Comment on Apple 'Find My' network can be abused to steal keylogged passwords
hemmes@lemmy.world 1 year ago
This is another example of very specific situations in INFOSEC. It’s unlikely that you will become a victim to this key logger attack. And of course the title suggests that Apple’s Find My network is compromised. This is not the case. But it is being utilized, in this instance, against Apple’s rules and regulations.
The real hack here is that the victim had their keyboard modified or was given a compromised keyboard that broadcasts Bluetooth signals, that are then picked up on the Find My network. It could be transmitted via Cellular, Bluetooth, WiFi, audible sound, monitoring energy differentials, etc. It’s the HMI hardware that’s been compromised. Apple will likely develop updates to their Find My network, but the compromised keyboard could then be modified to use some other service or broadcast methods. Apple fixing the Find My network to recognize bad actors will not prevent this style of attack.

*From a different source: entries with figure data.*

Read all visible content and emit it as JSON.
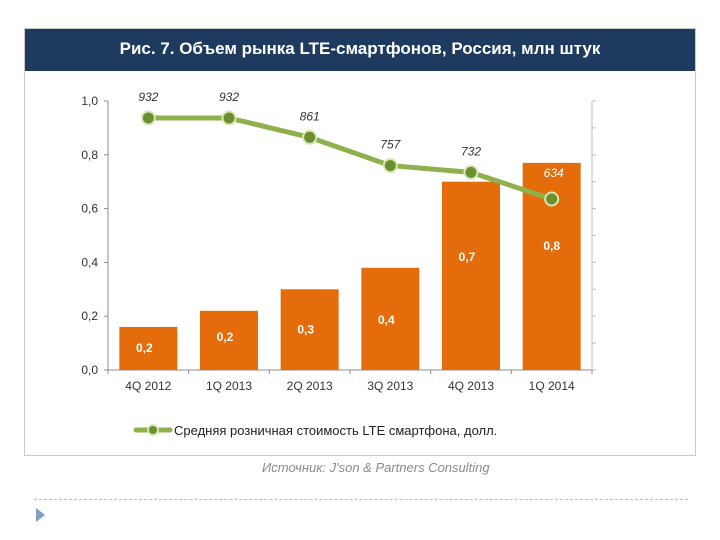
{
  "title": "Рис. 7. Объем рынка LTE-смартфонов, Россия, млн штук",
  "source": "Источник: J'son & Partners Consulting",
  "colors": {
    "bar": "#e46c0a",
    "line": "#8fb04a",
    "marker": "#6a8f2e",
    "header": "#1e3a5f"
  },
  "chart_data": {
    "type": "bar",
    "categories": [
      "4Q 2012",
      "1Q 2013",
      "2Q 2013",
      "3Q 2013",
      "4Q 2013",
      "1Q 2014"
    ],
    "series": [
      {
        "values": [
          0.16,
          0.22,
          0.3,
          0.38,
          0.7,
          0.77
        ],
        "labels": [
          "0,2",
          "0,2",
          "0,3",
          "0,4",
          "0,7",
          "0,8"
        ]
      },
      {
        "name": "Средняя розничная стоимость LTE смартфона, долл.",
        "type": "line",
        "values": [
          932,
          932,
          861,
          757,
          732,
          634
        ],
        "labels": [
          "932",
          "932",
          "861",
          "757",
          "732",
          "634"
        ]
      }
    ],
    "yticks": [
      "0,0",
      "0,2",
      "0,4",
      "0,6",
      "0,8",
      "1,0"
    ],
    "ylim": [
      0,
      1.0
    ],
    "legend": "bottom"
  }
}
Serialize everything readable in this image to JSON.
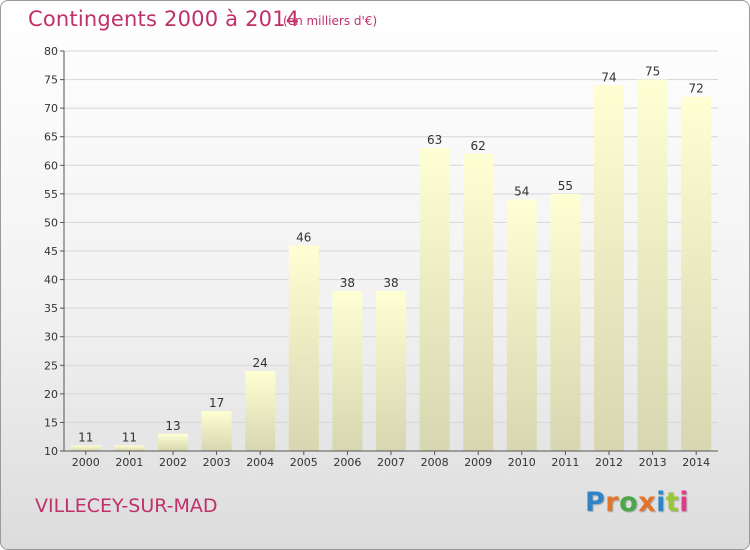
{
  "title": "Contingents 2000 à 2014",
  "subtitle": "(en milliers d'€)",
  "place": "VILLECEY-SUR-MAD",
  "logo": {
    "text": "Proxiti",
    "letter_colors": [
      "#2f84c8",
      "#e4742a",
      "#4aa84a",
      "#e4742a",
      "#2f84c8",
      "#9ac63a",
      "#e23a8a"
    ]
  },
  "colors": {
    "title": "#c0306a",
    "bar_light": "#ffffd0",
    "bar_dark": "#d8d8b0",
    "axis": "#555555",
    "grid": "#dddddd"
  },
  "chart_data": {
    "type": "bar",
    "categories": [
      "2000",
      "2001",
      "2002",
      "2003",
      "2004",
      "2005",
      "2006",
      "2007",
      "2008",
      "2009",
      "2010",
      "2011",
      "2012",
      "2013",
      "2014"
    ],
    "values": [
      11,
      11,
      13,
      17,
      24,
      46,
      38,
      38,
      63,
      62,
      54,
      55,
      74,
      75,
      72
    ],
    "title": "Contingents 2000 à 2014",
    "ylim": [
      10,
      80
    ],
    "yticks": [
      10,
      15,
      20,
      25,
      30,
      35,
      40,
      45,
      50,
      55,
      60,
      65,
      70,
      75,
      80
    ],
    "grid": true,
    "data_labels": true
  }
}
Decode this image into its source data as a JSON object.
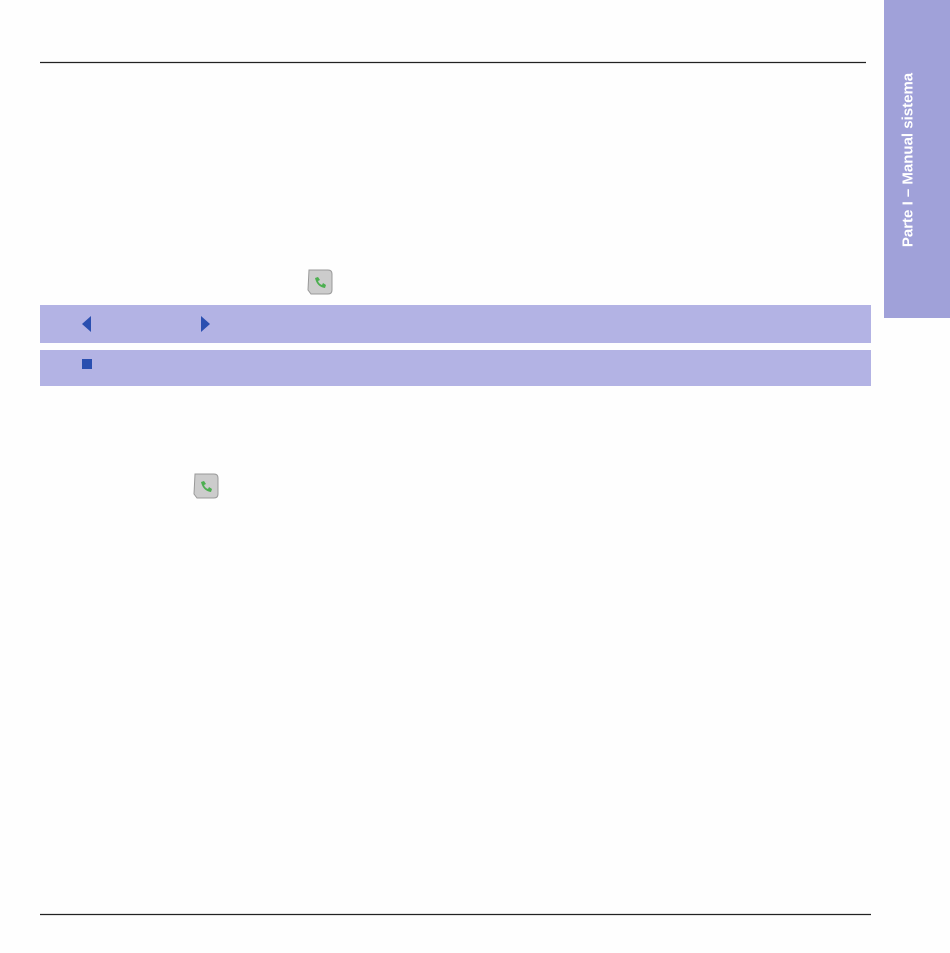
{
  "sidebar": {
    "label": "Parte I – Manual sistema"
  }
}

shrugal@lemm.ee 1 year ago
I think the main concern is how easy and ubiquitous it is, while also being pretty hard to detect. No other transmission method lends itself so perfectly to this kind of attack.
hemmes@lemmy.world 1 year ago
Not with Apple’s network anymore apparently. But if you read the original PoC from 2021 they said Amazon’s Echo devices have the same potential.
Ultimately even the researches indicate the slow and unreliable nature of the attack (which no longer works).
shrugal@lemm.ee 1 year ago
I just watched a video by a German tech magazine, with Fabian Bräunlein demonstrating a keylogger using Apple’s Find My network. It’s only 3 days old, so I don’t think the main problem is fixed at all.